Van 28 maart tot 14 april 1998 werd in Theater Unique het toneelstuk Yorkafowru, Elzaro en de Doodsboodschapsvogel gespeeld door het ‘Theatercollectief’, in een verkorte bewerking van Sharda Ganga. Zij had ook de regie. Het stuk dat door Cairo geschreven werd voor een cast van vijftien man, werd door Sharda, met toestemming van de auteur, teruggebracht tot slechts twee acteurs, Felix Burleson en Clinton Kaersenhout. Het resultaat van de veranderingen was een stuk dat veel succes had hier en in Nederland. Edgar Cairo zag het in Amsterdam en Sharda herinnert zich nu nog dat hij er heel gelukkig mee was. Ook dit stuk is geschreven vanuit het winti-denken en ook hier zien we een worsteling met het koloniale verleden. Elzaro is een ‘ongeboren vrucht’ op weg om als mens op de wereld te komen. Hij ontmoet Yorkafowru, de geestenvogel. Die heeft de taak de ongeborene bewust te maken en identiteit te geven. Elzaro leert kijken naar de wereld, naar het leven met alle misstanden die daarbij horen, ook wat betreft het koloniale Surinamer zijn.

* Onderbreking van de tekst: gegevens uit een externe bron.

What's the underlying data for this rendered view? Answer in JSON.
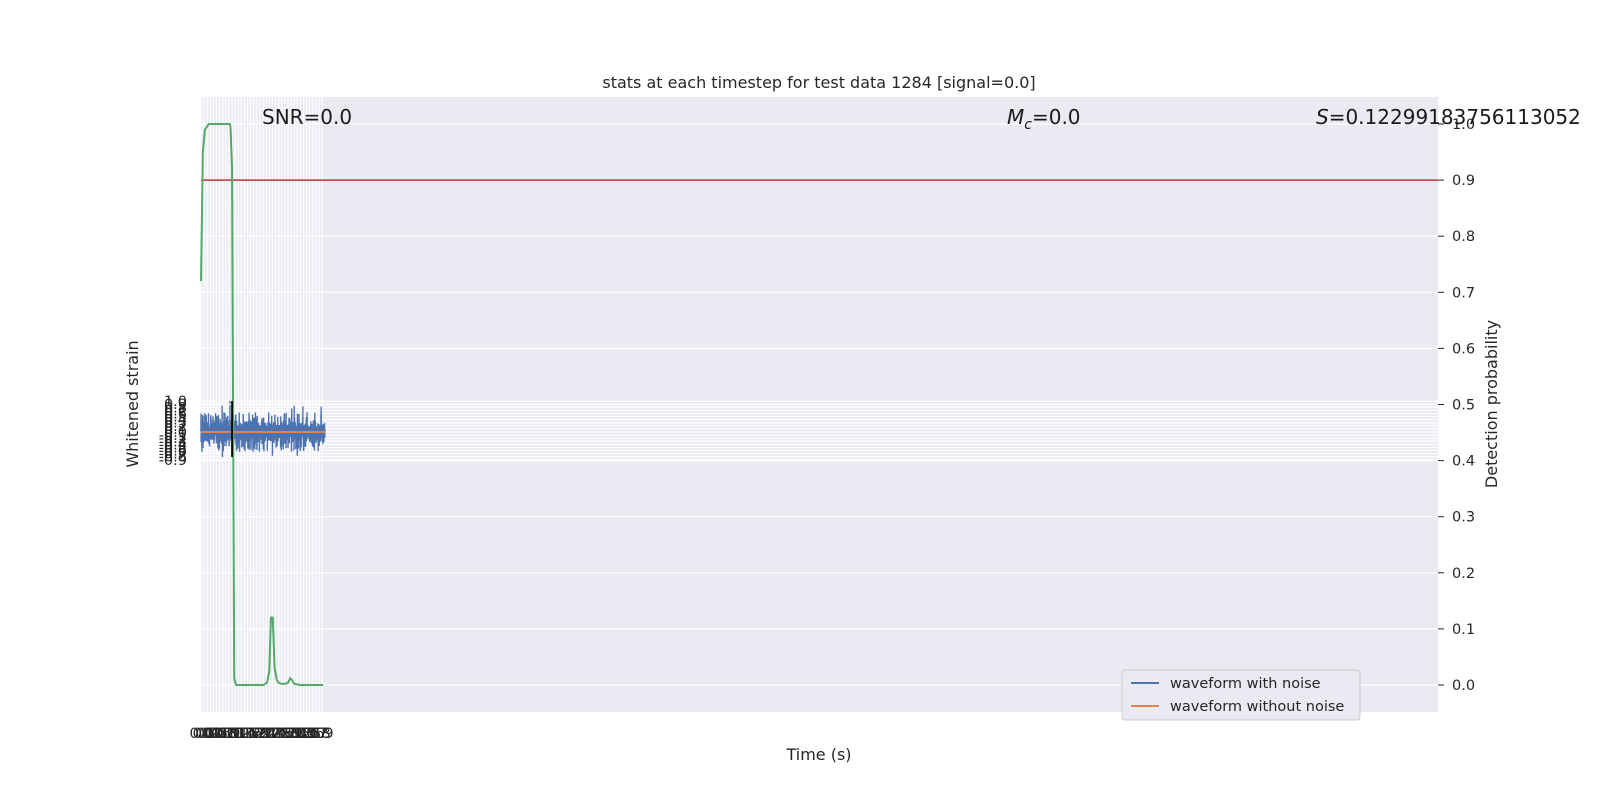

Een tweede ‘Cairo-hoogtepunt’ hier in Suriname was het Edgar Cairo-project van de MO-B-opleiding van het IOL in maart 2001. Cairo was toen al ruim een jaar overleden. Enkele weken lang werd er een middag per week tijdens de lestijd aandacht besteed aan Edgar Cairo. Docenten gaven college over zijn werk, en studenten (zelf docenten op vos-scholen). Het moest eenvoudig en boeiend zijn, want klassen van vos-scholen, vooral uit die van Lelydorp, participeerden. De doelstelling van het project was dan ook: het werk van Cairo naar de scholen brengen. Die doelstelling moet weer opgepakt worden en uitgevoerd! Leerlingen hebben veel plezier in het werk van Cairo, bleek toen, als het op een creatieve manier gebracht wordt. Door bezig te zijn met Cairo’s proza, poëzie en drama ga je het eigene meer waarderen en vooral de klankrijkdom, de bondigheid en geweldige humor van het Surinaams-Nederlands, dat Cairo opvoerde tot ‘zijn eigen ding’. Dan zijn we trotse hanen die zich niet de nek laten omdraaien. ‘Baas Eigenaar’ kan zelf stikken!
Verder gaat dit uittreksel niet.